Let $\sigma(x)$ denote the sum of the divisors of $x$. A number $M$ is called almost perfect if $\sigma(M) = 2M - 1$.
If $M$ is an even almost perfect number, then the only known examples for $M$ are $M = 2^k$, where $k \geq 1$. (Since $\sigma(1) = 2\cdot{1} - 1$, $1$ is an odd almost perfect and is currently the only known such number.)
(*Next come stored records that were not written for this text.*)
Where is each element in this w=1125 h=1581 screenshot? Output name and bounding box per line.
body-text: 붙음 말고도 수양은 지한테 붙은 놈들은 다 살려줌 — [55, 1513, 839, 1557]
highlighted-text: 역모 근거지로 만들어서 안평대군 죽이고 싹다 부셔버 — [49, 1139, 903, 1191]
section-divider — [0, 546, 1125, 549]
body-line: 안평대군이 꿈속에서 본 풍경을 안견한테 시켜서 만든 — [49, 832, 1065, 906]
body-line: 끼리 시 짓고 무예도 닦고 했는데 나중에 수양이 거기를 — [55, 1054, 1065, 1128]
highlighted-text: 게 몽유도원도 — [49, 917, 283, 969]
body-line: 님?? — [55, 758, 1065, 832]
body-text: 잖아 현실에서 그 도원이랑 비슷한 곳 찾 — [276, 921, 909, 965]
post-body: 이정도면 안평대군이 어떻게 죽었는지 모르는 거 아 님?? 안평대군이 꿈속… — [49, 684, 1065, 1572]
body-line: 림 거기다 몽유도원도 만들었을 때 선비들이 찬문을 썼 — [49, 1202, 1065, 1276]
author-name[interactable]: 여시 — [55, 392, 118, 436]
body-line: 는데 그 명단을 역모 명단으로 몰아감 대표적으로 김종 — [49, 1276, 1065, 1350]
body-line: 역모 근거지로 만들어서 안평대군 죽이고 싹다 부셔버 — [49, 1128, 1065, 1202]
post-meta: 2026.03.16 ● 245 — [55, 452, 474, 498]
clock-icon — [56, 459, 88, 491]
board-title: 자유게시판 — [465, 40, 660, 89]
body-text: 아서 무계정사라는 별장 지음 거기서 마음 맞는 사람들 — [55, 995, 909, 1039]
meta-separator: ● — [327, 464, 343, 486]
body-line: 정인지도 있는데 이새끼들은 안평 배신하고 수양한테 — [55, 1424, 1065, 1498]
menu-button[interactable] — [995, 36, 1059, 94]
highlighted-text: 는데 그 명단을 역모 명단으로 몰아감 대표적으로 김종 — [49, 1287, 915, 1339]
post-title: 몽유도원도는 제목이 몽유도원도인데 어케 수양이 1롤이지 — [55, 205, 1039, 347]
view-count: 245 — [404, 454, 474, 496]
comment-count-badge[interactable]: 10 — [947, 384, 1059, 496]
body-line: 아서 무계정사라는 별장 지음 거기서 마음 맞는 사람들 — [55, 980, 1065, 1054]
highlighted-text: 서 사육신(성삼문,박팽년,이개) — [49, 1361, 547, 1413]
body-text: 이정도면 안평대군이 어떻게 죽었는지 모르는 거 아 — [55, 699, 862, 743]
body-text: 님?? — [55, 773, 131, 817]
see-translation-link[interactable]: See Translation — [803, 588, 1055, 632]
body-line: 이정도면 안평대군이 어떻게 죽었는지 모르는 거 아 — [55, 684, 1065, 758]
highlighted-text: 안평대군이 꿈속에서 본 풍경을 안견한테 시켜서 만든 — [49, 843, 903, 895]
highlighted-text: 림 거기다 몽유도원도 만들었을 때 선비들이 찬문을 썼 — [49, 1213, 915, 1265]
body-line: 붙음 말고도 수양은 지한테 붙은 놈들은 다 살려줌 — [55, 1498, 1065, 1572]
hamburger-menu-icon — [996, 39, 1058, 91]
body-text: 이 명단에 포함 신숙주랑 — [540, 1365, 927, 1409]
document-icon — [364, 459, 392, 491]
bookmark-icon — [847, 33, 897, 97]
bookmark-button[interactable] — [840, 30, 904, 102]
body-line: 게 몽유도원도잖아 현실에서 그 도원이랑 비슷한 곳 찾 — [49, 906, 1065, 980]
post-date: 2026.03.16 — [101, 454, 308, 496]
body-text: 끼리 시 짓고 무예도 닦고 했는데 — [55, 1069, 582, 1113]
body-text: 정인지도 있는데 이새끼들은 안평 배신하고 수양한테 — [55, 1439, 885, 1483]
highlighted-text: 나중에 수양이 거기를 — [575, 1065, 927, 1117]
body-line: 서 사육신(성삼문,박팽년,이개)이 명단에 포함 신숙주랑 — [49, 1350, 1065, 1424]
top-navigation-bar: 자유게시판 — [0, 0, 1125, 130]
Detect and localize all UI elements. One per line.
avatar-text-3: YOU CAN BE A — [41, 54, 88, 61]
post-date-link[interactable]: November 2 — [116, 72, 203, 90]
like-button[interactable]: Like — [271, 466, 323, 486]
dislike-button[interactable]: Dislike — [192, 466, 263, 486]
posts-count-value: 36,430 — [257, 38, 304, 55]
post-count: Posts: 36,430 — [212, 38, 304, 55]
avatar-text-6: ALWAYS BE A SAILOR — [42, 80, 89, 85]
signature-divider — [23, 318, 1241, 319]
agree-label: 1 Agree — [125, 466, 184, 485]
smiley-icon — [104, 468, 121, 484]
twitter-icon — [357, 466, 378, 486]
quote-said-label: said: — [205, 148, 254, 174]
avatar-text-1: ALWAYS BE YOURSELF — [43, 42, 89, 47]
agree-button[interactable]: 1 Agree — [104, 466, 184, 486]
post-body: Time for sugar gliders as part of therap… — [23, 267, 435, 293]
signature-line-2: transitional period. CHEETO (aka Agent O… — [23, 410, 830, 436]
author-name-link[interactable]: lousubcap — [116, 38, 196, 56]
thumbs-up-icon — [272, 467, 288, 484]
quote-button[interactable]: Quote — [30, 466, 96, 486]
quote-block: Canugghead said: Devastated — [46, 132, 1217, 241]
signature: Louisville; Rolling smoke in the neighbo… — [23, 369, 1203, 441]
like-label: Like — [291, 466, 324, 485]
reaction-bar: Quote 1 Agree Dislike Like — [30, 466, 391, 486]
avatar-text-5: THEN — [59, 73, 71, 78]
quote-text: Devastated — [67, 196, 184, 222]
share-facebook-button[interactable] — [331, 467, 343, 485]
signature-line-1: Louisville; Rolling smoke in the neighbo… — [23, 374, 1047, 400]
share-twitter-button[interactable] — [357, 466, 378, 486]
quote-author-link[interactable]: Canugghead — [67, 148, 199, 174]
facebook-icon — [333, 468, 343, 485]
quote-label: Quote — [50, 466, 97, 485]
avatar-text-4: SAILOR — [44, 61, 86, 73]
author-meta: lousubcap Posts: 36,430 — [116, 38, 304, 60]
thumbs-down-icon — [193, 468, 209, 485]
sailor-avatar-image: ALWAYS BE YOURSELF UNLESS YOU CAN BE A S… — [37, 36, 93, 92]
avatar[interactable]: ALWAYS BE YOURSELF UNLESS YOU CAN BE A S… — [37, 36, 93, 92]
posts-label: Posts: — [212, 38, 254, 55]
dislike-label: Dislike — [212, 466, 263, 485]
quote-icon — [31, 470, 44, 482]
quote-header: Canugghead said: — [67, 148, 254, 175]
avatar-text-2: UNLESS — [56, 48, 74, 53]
Antalan and Tagle (in a 2004 preprint titled Revisiting forms of almost perfect numbers) show that, if $N \neq 2^k$ is an even almost perfect number, then $N$ takes the form $N = {2^r}{b^2}$ where $r \geq 1$ and $b$ is an odd composite. We call $b^2$ the odd part of the even almost perfect number $N$.
Since $N$ is almost perfect, we have $$(2^{r+1} - 1)\sigma(b^2) = \sigma(2^r)\sigma(b^2) = \sigma({2^r}{b^2}) = \sigma(N) = 2N - 1 = {2^{r+1}}b^2 - 1.$$
So we have $$\sigma(b^2) = \frac{{2^{r+1}}b^2 - 1}{2^{r+1} - 1} = b^2 + \frac{b^2 - 1}{2^{r+1} - 1}.$$
Now, $$2b^2 - \sigma(b^2) = b^2 -\frac{b^2 - 1}{2^{r+1} - 1}.$$
If the odd part $b^2$ is also almost perfect, then we have $$1 = 2b^2 - \sigma(b^2) = b^2 -\frac{b^2 - 1}{2^{r+1} - 1},$$ which, since $b > 1$, gives $$2^{r+1} - 1 = 1 \Longleftrightarrow r = 0.$$
This contradicts $r \geq 1$.
Consequently, since $b^2$ is deficient, we can write $\sigma(b^2) = 2b^2 - c$, where $c > 1$. (We then call $b^2$ a $c$-deficient number.)
My question is: Is this proof correct?
I have not found any errors in your proof, so it looks correct to me.